The piece overflows with descriptive scientific and anatomical diction. This seems to separate your narrative from the events depicted. How did you approach narrative distance in creating this piece?
This was a challenge I tried to overcome by incorporating research about miscarriages at points when the narrator was doing research herself, or talking to the doctor. I also tried to humanize the scientific terms by enclosing it with the way I might talk or think through things when I’m not referencing a medical journal. The scientific data and diction I included had to have a reason of being there beyond that I had learned it while completing my research, and it couldn’t be excessive. As the narrator, it was also important to me to assume that my reader didn’t know what the heck the doctor was talking about either and to provide the background information as it seemed appropriate.
The narrative reflects on many heartbreaking miscarriages. Was the writing process therapeutic? Did writing the piece provide any personal growth or reflection?

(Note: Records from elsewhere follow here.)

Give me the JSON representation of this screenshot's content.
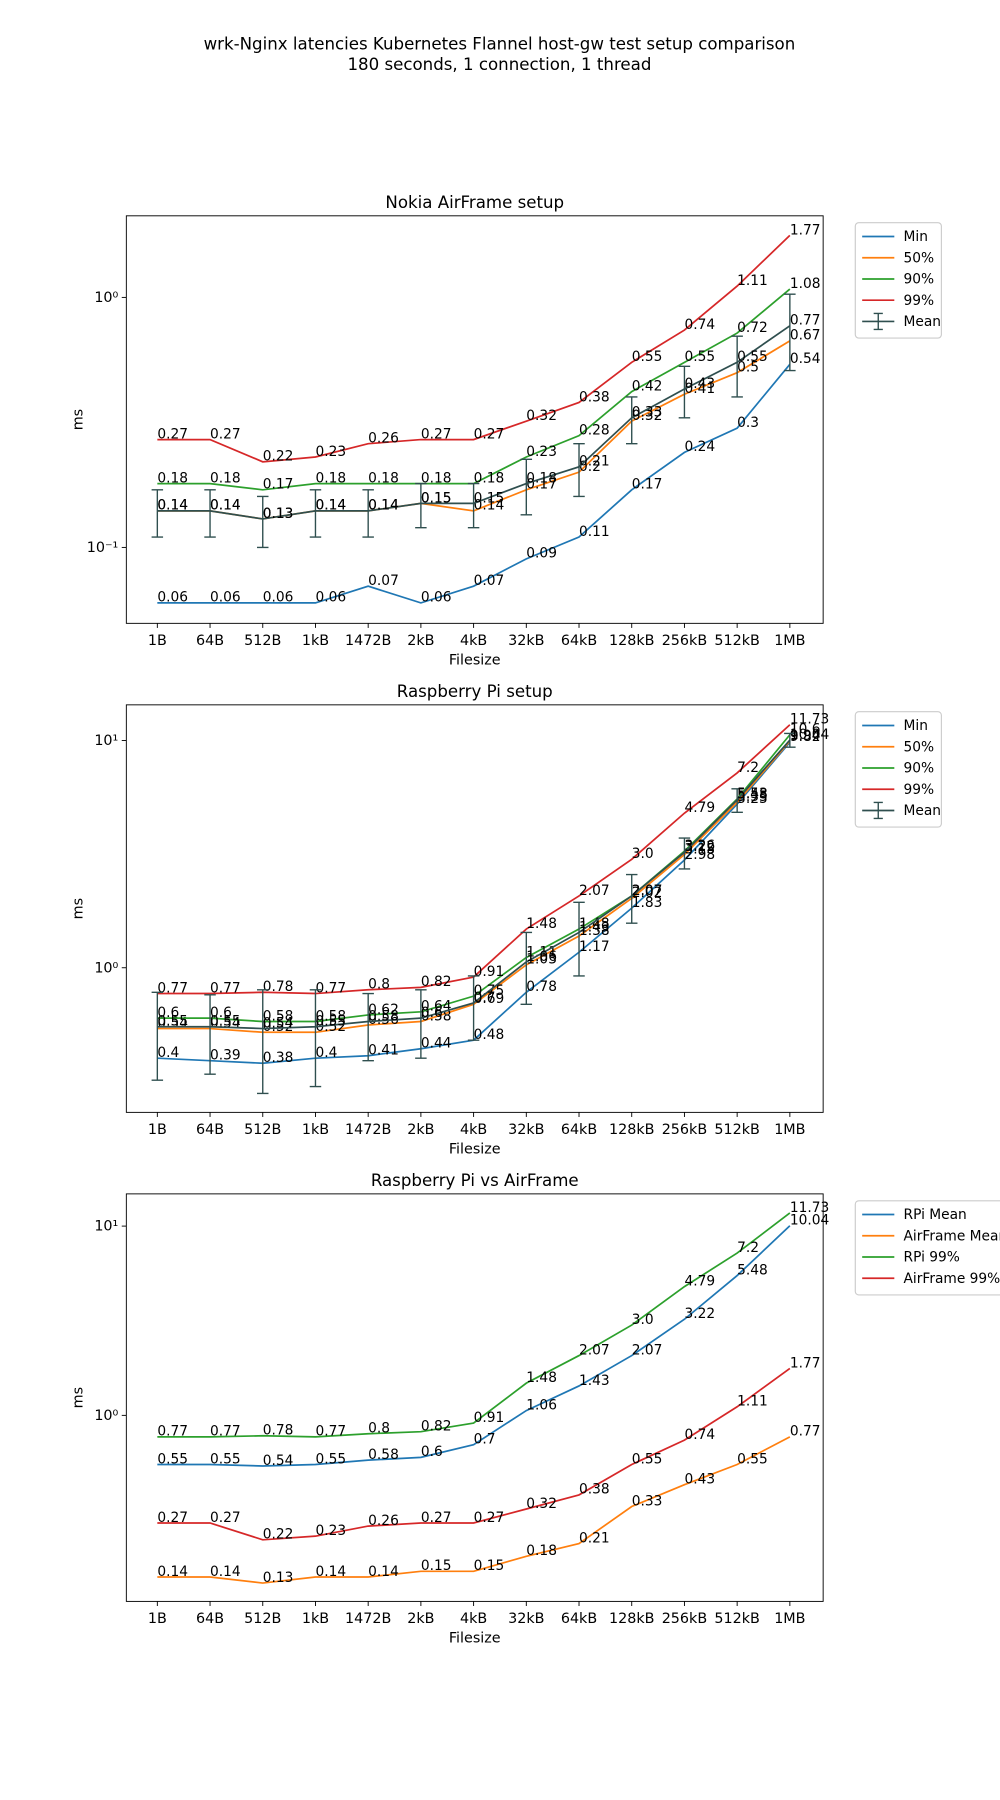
{
  "title": "wrk-Nginx latencies Kubernetes Flannel host-gw test setup comparison",
  "subtitle": "180 seconds, 1 connection, 1 thread",
  "chart_data": [
    {
      "type": "line",
      "title": "Nokia AirFrame setup",
      "xlabel": "Filesize",
      "ylabel": "ms",
      "categories": [
        "1B",
        "64B",
        "512B",
        "1kB",
        "1472B",
        "2kB",
        "4kB",
        "32kB",
        "64kB",
        "128kB",
        "256kB",
        "512kB",
        "1MB"
      ],
      "log_scale": true,
      "ylim": [
        0.0497,
        2.12
      ],
      "yticks": [
        {
          "value": 0.1,
          "label": "10⁻¹"
        },
        {
          "value": 1,
          "label": "10⁰"
        }
      ],
      "legend": "outside-right",
      "series": [
        {
          "name": "Min",
          "color": "#1f77b4",
          "values": [
            0.06,
            0.06,
            0.06,
            0.06,
            0.07,
            0.06,
            0.07,
            0.09,
            0.11,
            0.17,
            0.24,
            0.3,
            0.54
          ]
        },
        {
          "name": "50%",
          "color": "#ff7f0e",
          "values": [
            0.14,
            0.14,
            0.13,
            0.14,
            0.14,
            0.15,
            0.14,
            0.17,
            0.2,
            0.32,
            0.41,
            0.5,
            0.67
          ]
        },
        {
          "name": "90%",
          "color": "#2ca02c",
          "values": [
            0.18,
            0.18,
            0.17,
            0.18,
            0.18,
            0.18,
            0.18,
            0.23,
            0.28,
            0.42,
            0.55,
            0.72,
            1.08
          ]
        },
        {
          "name": "99%",
          "color": "#d62728",
          "values": [
            0.27,
            0.27,
            0.22,
            0.23,
            0.26,
            0.27,
            0.27,
            0.32,
            0.38,
            0.55,
            0.74,
            1.11,
            1.77
          ]
        },
        {
          "name": "Mean",
          "color": "#2f4f4f",
          "values": [
            0.14,
            0.14,
            0.13,
            0.14,
            0.14,
            0.15,
            0.15,
            0.18,
            0.21,
            0.33,
            0.43,
            0.55,
            0.77
          ],
          "errors": [
            0.03,
            0.03,
            0.03,
            0.03,
            0.03,
            0.03,
            0.03,
            0.045,
            0.05,
            0.07,
            0.1,
            0.15,
            0.26
          ]
        }
      ]
    },
    {
      "type": "line",
      "title": "Raspberry Pi setup",
      "xlabel": "Filesize",
      "ylabel": "ms",
      "categories": [
        "1B",
        "64B",
        "512B",
        "1kB",
        "1472B",
        "2kB",
        "4kB",
        "32kB",
        "64kB",
        "128kB",
        "256kB",
        "512kB",
        "1MB"
      ],
      "log_scale": true,
      "ylim": [
        0.231,
        14.35
      ],
      "yticks": [
        {
          "value": 1,
          "label": "10⁰"
        },
        {
          "value": 10,
          "label": "10¹"
        }
      ],
      "legend": "outside-right",
      "series": [
        {
          "name": "Min",
          "color": "#1f77b4",
          "values": [
            0.4,
            0.39,
            0.38,
            0.4,
            0.41,
            0.44,
            0.48,
            0.78,
            1.17,
            1.83,
            2.98,
            5.25,
            9.82
          ]
        },
        {
          "name": "50%",
          "color": "#ff7f0e",
          "values": [
            0.54,
            0.54,
            0.52,
            0.52,
            0.56,
            0.58,
            0.69,
            1.03,
            1.38,
            2.02,
            3.15,
            5.35,
            9.94
          ]
        },
        {
          "name": "90%",
          "color": "#2ca02c",
          "values": [
            0.6,
            0.6,
            0.58,
            0.58,
            0.62,
            0.64,
            0.75,
            1.11,
            1.48,
            2.07,
            3.26,
            5.53,
            10.6
          ]
        },
        {
          "name": "99%",
          "color": "#d62728",
          "values": [
            0.77,
            0.77,
            0.78,
            0.77,
            0.8,
            0.82,
            0.91,
            1.48,
            2.07,
            3.0,
            4.79,
            7.2,
            11.73
          ],
          "value_labels": [
            "0.77",
            "0.77",
            "0.78",
            "0.77",
            "0.8",
            "0.82",
            "0.91",
            "1.48",
            "2.07",
            "3.0",
            "4.79",
            "7.2",
            "11.73"
          ]
        },
        {
          "name": "Mean",
          "color": "#2f4f4f",
          "values": [
            0.55,
            0.55,
            0.54,
            0.55,
            0.58,
            0.6,
            0.7,
            1.06,
            1.43,
            2.07,
            3.22,
            5.48,
            10.04
          ],
          "errors": [
            0.23,
            0.21,
            0.26,
            0.25,
            0.19,
            0.2,
            0.22,
            0.37,
            0.51,
            0.5,
            0.5,
            0.65,
            0.7
          ]
        }
      ]
    },
    {
      "type": "line",
      "title": "Raspberry Pi vs AirFrame",
      "xlabel": "Filesize",
      "ylabel": "ms",
      "categories": [
        "1B",
        "64B",
        "512B",
        "1kB",
        "1472B",
        "2kB",
        "4kB",
        "32kB",
        "64kB",
        "128kB",
        "256kB",
        "512kB",
        "1MB"
      ],
      "log_scale": true,
      "ylim": [
        0.104,
        14.8
      ],
      "yticks": [
        {
          "value": 1,
          "label": "10⁰"
        },
        {
          "value": 10,
          "label": "10¹"
        }
      ],
      "legend": "outside-right",
      "series": [
        {
          "name": "RPi Mean",
          "color": "#1f77b4",
          "values": [
            0.55,
            0.55,
            0.54,
            0.55,
            0.58,
            0.6,
            0.7,
            1.06,
            1.43,
            2.07,
            3.22,
            5.48,
            10.04
          ]
        },
        {
          "name": "AirFrame Mean",
          "color": "#ff7f0e",
          "values": [
            0.14,
            0.14,
            0.13,
            0.14,
            0.14,
            0.15,
            0.15,
            0.18,
            0.21,
            0.33,
            0.43,
            0.55,
            0.77
          ]
        },
        {
          "name": "RPi 99%",
          "color": "#2ca02c",
          "values": [
            0.77,
            0.77,
            0.78,
            0.77,
            0.8,
            0.82,
            0.91,
            1.48,
            2.07,
            3.0,
            4.79,
            7.2,
            11.73
          ],
          "value_labels": [
            "0.77",
            "0.77",
            "0.78",
            "0.77",
            "0.8",
            "0.82",
            "0.91",
            "1.48",
            "2.07",
            "3.0",
            "4.79",
            "7.2",
            "11.73"
          ]
        },
        {
          "name": "AirFrame 99%",
          "color": "#d62728",
          "values": [
            0.27,
            0.27,
            0.22,
            0.23,
            0.26,
            0.27,
            0.27,
            0.32,
            0.38,
            0.55,
            0.74,
            1.11,
            1.77
          ]
        }
      ]
    }
  ]
}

I began writing the initial scratches toward an essay about miscarriage after the first miscarriage happened and kept a Word doc of attempts toward telling how this experience impacted me early on, but my own ability to tell the story and my own distance from the grief over what had happened wasn’t enough yet to go anywhere. Those early drafts were therapeutic, but they weren’t art. By the time I finally felt ready to write through this experience, I had had four miscarriages and two live births. I had also spent years reading and practicing the craft of writing. I could see the change from who I was at twenty-two to the person I was as I sat down to write this essay, and I could label each of the miscarriages with a different emotional center (sad, angry, guilty, accepting), but beyond that, I wanted to discover how this experience had shaped who I am spiritually and how I wrestled with my idea of God and faith through these experiences. The writing process in this essay helped me to solidify the story I had been telling myself about these experiences.
You end on a very spiritual note and the verbs remember, hear, open. Describe what these verbs mean to you.
“Remember, hear, open” for me capture the essence of faith in the everyday: In order to move forward through any crisis or uncertainty, we have to remember what faithfulness came before. We have to be able to listen, to settle our spirits and the constant rush of noise, in order to hear truth, wisdom, peace, and love. And we have to remain open. This is one of the hardest elements of faith and religion today. What we witness among some religious people today are the opposites of these verbs: forget, drown out, close. When so many people claim to have all of the answers, they shut down the possibility they could be wrong and deny the obvious fact of faith—there is no certainty about any of this. There is only faith, hope, and love, the truth of what we’ve experienced and the memory of what has come previously. To close in is to shut out mystery, and what is more mysterious than our notions of who—or what—God is? The callous of close-mindedness hardens our hearts to the very thing we declare that God is—love—and if the statement “God is love” is all we know, we must allow ourselves to stay open to mystery, to humility, to revelation, and to wisdom, in order to operate out of that love.